A minor in Nonprofit Management is expected to be popular with students from fields in which nonprofit organizations play a significant role such as psychology, public health, environmental studies, and ethnic studies. Through this minor, a student can focus on the fundamentals of nonprofit management, and also has the option to participate in extracurricular activities leading to the Certified Nonprofit Professional (CNP) designation through the Nonprofit Leadership Alliance.

Political Science

College of Liberal Arts and Sciences

Political science is the study of people, power and the public good. Looking at a variety of societies, institutions and interpersonal situations, the discipline asks who has power, where this power comes from, how it is used, how it promotes or impairs the public good and how the public good is defined. Political science draws from other fields, such as psychology, philosophy, economics, sociology and world literature. Finally, it explores the relationship between idealism and realism, between theory and practice, between political thought and personal action. Opportunities in political science include careers in business, teaching, journalism, community organizing and government service. A political science background also serves as good preparation for professional training in law and public administration.

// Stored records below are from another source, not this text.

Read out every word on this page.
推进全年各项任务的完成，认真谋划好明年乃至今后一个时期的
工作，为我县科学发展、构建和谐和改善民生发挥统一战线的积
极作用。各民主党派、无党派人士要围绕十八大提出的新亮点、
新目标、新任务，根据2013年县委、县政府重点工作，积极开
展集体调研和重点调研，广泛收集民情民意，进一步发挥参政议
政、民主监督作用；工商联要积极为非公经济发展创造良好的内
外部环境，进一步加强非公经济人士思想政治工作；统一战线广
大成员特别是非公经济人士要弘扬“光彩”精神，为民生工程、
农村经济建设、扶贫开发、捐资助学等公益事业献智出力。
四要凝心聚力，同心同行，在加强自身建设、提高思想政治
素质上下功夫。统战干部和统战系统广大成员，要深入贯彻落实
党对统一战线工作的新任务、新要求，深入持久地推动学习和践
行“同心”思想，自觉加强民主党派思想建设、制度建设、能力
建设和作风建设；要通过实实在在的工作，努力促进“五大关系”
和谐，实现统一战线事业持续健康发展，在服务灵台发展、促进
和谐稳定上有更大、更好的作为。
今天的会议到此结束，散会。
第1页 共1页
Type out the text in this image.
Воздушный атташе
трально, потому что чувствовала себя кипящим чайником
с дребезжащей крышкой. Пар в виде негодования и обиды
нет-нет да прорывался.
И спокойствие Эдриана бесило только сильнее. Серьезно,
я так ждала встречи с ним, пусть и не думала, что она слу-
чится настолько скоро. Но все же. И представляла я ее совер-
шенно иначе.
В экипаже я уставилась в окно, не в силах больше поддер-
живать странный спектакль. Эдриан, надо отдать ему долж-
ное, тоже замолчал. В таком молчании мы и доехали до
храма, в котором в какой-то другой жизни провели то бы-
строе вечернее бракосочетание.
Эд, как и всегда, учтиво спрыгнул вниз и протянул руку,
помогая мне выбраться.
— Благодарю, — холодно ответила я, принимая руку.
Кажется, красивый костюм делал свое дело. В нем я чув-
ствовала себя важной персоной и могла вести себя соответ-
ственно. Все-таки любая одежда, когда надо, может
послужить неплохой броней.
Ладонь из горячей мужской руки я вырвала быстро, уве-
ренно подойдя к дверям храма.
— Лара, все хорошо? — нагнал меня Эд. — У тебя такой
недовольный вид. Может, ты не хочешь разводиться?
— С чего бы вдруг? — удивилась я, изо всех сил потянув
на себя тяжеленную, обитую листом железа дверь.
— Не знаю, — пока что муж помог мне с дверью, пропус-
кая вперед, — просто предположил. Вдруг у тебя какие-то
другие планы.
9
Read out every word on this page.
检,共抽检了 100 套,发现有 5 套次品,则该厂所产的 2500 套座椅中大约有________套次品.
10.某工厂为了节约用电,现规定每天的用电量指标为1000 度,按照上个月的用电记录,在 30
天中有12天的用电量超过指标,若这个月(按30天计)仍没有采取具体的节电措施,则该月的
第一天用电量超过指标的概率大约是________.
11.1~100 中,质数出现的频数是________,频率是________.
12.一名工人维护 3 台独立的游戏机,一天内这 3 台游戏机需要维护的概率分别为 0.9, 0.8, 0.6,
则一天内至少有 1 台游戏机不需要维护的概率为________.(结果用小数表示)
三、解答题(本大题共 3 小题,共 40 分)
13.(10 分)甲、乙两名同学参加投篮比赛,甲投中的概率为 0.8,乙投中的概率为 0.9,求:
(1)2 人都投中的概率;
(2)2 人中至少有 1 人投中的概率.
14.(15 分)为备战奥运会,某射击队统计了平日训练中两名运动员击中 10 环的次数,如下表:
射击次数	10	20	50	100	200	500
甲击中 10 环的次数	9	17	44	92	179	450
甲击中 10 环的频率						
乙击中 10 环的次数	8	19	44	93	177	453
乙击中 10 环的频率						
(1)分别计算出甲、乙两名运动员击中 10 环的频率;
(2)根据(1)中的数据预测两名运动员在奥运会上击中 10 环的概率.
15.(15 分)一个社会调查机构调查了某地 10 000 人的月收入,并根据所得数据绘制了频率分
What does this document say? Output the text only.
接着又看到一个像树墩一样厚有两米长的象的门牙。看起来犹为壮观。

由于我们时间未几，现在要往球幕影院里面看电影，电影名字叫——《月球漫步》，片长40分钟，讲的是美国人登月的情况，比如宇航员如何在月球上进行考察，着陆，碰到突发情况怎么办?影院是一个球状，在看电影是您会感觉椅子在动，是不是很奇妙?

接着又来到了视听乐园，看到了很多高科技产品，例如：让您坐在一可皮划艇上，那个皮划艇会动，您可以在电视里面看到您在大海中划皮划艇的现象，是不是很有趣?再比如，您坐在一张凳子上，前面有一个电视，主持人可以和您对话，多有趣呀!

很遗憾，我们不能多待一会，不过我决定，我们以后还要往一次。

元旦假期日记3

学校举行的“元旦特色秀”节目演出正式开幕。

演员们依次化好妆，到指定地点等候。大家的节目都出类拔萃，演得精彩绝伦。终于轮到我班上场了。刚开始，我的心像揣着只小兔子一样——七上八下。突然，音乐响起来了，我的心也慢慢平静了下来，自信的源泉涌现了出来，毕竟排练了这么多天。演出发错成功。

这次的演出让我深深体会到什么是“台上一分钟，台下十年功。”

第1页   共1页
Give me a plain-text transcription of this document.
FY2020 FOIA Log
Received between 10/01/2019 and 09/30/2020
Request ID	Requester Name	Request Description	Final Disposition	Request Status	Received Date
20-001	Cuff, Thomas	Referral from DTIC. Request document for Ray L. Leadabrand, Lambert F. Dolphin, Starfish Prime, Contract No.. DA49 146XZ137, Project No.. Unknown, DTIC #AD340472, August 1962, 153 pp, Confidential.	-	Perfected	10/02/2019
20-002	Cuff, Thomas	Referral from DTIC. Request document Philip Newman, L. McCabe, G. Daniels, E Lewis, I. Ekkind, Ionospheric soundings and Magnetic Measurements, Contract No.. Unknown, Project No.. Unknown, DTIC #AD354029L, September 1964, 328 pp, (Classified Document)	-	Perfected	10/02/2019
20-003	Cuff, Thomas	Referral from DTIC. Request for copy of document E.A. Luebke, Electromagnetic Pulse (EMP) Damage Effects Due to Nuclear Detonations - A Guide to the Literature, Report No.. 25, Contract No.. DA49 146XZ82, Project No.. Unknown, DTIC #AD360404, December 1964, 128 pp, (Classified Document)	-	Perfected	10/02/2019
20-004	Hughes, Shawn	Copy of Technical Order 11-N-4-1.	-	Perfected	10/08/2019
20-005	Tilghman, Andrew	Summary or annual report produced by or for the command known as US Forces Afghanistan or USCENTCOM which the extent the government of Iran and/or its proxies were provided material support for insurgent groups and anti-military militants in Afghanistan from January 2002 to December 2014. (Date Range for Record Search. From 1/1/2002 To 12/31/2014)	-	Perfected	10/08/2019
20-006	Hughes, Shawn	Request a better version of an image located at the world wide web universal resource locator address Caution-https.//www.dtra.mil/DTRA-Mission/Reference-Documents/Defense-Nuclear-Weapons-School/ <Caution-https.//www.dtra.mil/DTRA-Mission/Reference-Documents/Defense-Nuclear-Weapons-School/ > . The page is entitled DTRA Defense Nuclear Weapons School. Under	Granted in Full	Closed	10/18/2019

College of Liberal Arts and Sciences

Psychology is the scientific study of behavior, consisting largely of the following major areas of study: experimental psychology, biopsychology, animal behavior, clinical psychology, developmental psychology, social psychology, cognitive psychology, personality, industrial/organizational psychology and abnormal psychology. Graduates with a psychology minor can use their knowledge to bolster their success in any professional field including business, political science, criminal justice, health care, and more.

Public Service

School of Public Affairs

A minor in Public Service provides needed competencies to a generation looking for meaningful work consistent with their social values. Public Service courses provide students with the skills and content knowledge to work in public, private, and nonprofit sectors and the emerging fourth sector that blends social and environmental concerns with business approaches. This minor is particularly useful for students majoring in substantive areas (such as environmental studies, education and human development, and criminal justice) who plan on applying their expertise in public service organizations such as governmental agencies or nonprofit organizations.


College of Liberal Arts and Sciences

Sociology is the scientific study of groups, social processes, social institutions and behavior. The major in sociology is designed to familiarize students with these areas through an understanding of theory, methods and data analytic procedures employed within them. Graduates with a Sociology minor can be employed in a variety of professional areas, including the criminal justice system, education, health and social services, and with state and local government agencies.

Victims and Victim Studies

School of Public Affairs

The undergraduate minor in Victims and Victim Services provides a detailed, comprehensive, and advanced education in fields related to victims and victim services. This program is designed for students who are employed or plan to work in a field related to victim services. Students completing this minor will have the knowledge and skills to evaluate, manage, and respond to a variety of situations and issues that professionals in fields related to victims and victim services face. Specifically, they will possess technical, analytic, substantive, and ethical proficiencies that will facilitate their professional interactions and development. They will understand the different environments and contexts in which victim advocates and other professionals in this field and related ones carry out their responsibilities.

Connected Learning – Online

As a CU Online student, you will learn from world-class educators with real-world industry experience. They are the same faculty as on campus and many are recognized for the research that shapes our community, the nation and our world.

You will also learn alongside other students from different social and professional backgrounds. It is an opportunity to gain perspective and expertise you can put to use immediately in your current career.